De Serio also advocates drizzling the dressing around the edges of the salad bowl, then using your hands to toss the salad. I agree, but think you should do this privately, as it can freak out germophobic guests.
Here are a few capsulized vinaigrette variations to get your hands into:
• Balsamic Wasabi Vinaigrette: Blend ½ teaspoon wasabi paste with 1 teaspoon each soy sauce and sugar, 1 tablespoon balsamic vinegar, a drizzle of rice wine vinegar and sesame oil, and ? cup olive oil. Shake in a jar or whisk well. Use on lettuce salads or grilled or poached seafood. From Paul Gayler, executive chef of London’s Lanesborough Hotel.
• Pickled Jalapeño, Cilantro, and Garlic Vinaigrette: Place 1 tablespoon or more to taste of jarred, pickled jalapeños in a small food processor or mortar. Add a bunch of cilantro leaves and a clove of garlic. Pulse the processor or grind the mixture until a smooth as possible. Use as-is on meats, poultry, and seafood, and as a dip, or whisk with vegetable oil to create a salad dressing.

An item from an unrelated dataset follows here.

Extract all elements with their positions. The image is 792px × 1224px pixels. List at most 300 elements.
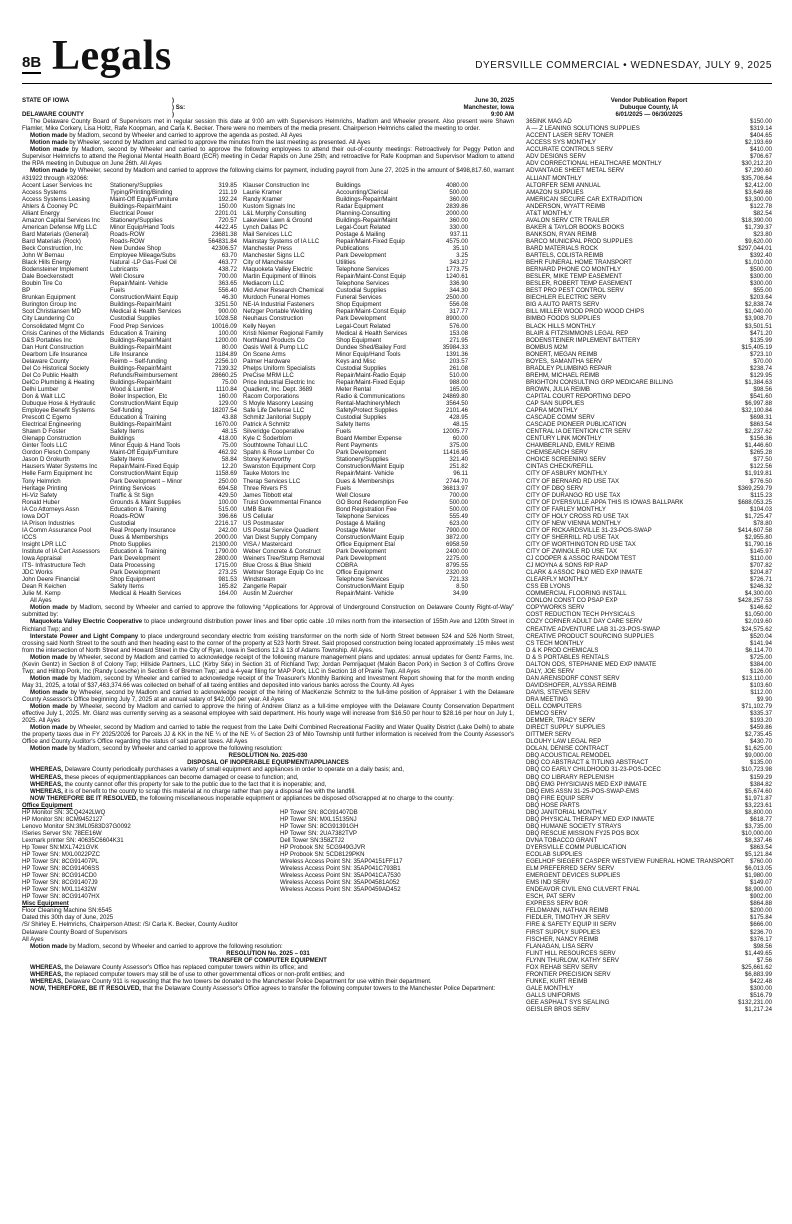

• Spicy Lemon-Mint Vinaigrette: Whisk ¼ cup lemon juice, 1 teaspoon honey, ¼ teaspoon chopped ginger, 2 finely minced mint leaves, ½ teaspoon minced jalapeño with ? cup of canola oil and 1 tablespoon sesame oil, and salt and pepper. From The New Sonoma Cookbook (Sterling, 2011)
• Beet Vinaigrette: Place 1 cup chopped canned beets in a food processor with 1½ tablespoons balsamic vinegar and ? cup water. Pulse until smooth. Slowly add the oil with machine running. Salt and pepper to taste.